Gabriel J. Odom

Project Title: CTNote: A software tool to standardize outcomes and measure algorithmic racial bias in opioid clinical trials

Clinical trials assess clinical efficacy of treatments in opioid use disorder, but there is no gold standard treatment outcome. Further, the dozens of surrogate clinical trial outcomes used in this vacuum of objective specificity are inconsistently defined across clinical trials and vary in performance metrics across racial and ethnic subgroups. This project creates rigorously defined algorithms of treatment failure and empirically evaluates them for measurement variance (bias) within racial/ethnic subgroups using harmonized data from three clinical trials in opioid use disorder.

Research Interests

Statistical Genomics, Data Science, R Packages, Medical Ethics

Assistant Professor
Department of Biostatistics

Rev. Prof.
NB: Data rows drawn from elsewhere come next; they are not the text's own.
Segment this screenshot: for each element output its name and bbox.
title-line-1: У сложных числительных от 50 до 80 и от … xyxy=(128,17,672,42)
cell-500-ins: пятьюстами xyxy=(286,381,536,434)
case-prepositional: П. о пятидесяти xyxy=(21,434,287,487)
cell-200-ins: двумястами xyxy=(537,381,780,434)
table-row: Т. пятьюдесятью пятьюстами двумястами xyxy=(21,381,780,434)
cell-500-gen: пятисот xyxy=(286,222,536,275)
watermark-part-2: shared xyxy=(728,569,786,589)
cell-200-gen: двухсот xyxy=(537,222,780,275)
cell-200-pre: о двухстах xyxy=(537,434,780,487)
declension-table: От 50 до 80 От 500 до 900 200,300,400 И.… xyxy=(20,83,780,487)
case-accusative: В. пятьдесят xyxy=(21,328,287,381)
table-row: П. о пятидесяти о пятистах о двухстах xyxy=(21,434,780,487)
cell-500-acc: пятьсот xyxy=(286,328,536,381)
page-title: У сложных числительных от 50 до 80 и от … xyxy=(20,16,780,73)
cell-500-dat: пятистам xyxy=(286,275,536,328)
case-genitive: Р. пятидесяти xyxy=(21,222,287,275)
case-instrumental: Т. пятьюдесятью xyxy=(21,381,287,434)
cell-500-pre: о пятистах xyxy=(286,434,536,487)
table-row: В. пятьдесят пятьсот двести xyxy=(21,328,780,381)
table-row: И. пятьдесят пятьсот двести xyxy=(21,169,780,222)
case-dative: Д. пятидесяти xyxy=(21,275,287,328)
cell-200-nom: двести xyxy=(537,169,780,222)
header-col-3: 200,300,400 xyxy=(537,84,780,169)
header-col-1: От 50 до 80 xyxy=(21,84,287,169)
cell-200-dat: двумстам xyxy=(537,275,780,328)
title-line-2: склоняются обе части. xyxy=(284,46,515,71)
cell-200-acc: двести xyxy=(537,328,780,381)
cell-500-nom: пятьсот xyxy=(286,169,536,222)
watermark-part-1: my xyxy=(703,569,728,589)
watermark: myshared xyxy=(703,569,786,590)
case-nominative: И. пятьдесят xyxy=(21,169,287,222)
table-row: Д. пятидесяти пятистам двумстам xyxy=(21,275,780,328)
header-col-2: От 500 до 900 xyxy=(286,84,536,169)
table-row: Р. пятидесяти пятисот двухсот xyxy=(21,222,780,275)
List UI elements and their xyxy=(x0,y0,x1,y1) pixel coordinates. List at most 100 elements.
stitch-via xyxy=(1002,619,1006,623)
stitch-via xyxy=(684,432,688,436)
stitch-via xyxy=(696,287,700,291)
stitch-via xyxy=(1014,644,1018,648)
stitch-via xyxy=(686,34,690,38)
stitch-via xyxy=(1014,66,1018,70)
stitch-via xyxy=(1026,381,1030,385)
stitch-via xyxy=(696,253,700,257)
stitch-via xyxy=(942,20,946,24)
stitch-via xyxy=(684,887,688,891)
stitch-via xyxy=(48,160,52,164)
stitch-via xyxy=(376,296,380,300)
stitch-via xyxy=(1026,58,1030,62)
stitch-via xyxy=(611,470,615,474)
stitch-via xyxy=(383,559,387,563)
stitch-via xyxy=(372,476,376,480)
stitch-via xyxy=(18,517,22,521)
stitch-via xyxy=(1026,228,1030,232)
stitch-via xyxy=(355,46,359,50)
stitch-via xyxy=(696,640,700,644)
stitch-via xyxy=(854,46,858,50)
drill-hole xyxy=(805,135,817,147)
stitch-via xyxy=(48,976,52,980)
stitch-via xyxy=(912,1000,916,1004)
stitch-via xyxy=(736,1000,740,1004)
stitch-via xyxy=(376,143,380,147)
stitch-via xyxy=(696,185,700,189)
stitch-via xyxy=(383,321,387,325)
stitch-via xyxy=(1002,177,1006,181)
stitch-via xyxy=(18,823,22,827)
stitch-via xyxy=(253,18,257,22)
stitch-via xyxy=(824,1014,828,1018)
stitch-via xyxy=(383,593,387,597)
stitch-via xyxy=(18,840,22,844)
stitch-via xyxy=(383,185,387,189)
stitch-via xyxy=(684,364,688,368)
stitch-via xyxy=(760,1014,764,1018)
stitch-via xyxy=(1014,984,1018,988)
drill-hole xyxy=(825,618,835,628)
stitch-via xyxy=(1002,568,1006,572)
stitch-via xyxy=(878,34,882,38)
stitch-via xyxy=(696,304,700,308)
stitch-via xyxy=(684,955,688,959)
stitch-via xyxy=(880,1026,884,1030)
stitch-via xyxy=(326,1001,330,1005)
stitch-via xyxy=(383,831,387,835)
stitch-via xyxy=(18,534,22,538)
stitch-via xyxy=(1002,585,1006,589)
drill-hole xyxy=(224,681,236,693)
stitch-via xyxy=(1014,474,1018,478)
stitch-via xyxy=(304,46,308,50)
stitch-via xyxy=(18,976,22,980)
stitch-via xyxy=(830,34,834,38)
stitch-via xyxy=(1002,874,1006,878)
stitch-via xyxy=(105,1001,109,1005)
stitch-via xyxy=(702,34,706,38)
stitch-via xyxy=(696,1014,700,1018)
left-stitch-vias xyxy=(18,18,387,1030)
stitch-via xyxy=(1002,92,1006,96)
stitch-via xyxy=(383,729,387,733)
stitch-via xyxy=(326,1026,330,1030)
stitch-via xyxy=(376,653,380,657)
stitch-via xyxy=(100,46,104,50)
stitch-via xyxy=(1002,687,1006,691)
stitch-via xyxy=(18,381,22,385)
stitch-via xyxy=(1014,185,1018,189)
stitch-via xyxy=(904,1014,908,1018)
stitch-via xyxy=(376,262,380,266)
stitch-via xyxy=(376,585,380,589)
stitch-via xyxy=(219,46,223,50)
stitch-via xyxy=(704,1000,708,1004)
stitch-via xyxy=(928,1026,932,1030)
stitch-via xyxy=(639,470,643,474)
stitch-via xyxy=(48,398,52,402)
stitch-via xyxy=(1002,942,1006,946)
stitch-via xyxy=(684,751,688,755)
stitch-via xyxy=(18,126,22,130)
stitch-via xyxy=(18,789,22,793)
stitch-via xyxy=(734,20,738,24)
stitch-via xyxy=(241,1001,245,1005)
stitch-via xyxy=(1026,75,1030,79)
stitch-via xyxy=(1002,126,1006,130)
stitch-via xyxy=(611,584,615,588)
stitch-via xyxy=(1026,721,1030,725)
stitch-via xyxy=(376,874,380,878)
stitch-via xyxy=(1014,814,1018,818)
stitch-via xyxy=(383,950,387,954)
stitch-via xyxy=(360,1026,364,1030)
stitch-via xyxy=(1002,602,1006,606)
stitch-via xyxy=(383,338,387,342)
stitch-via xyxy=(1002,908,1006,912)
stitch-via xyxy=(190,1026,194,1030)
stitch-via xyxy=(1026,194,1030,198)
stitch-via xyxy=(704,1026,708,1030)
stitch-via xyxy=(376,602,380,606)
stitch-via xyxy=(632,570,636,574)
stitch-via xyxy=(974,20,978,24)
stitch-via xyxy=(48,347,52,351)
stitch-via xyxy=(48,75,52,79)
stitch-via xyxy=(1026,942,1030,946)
Odom is an Assistant Professor of Biostatistics in Florida International University’s Stempel College of Public Health and an ordained and active Eastern-rite Catholic priest. Through graduate and post-doctoral research in statistics and statistical genomics, he received training in data science, biostatistics, cancer genomics, mathematical logic, matrix theory, machine learning model evaluation, and significant experience in open-source (R) software development. Furthermore, through seminary, he has one year of “on the ground” experience using spiritual- and mindfulness-based counseling interventions for substance use disorder at a faith-based halfway house. He is happily married and has been blessed with two healthy and beautiful children.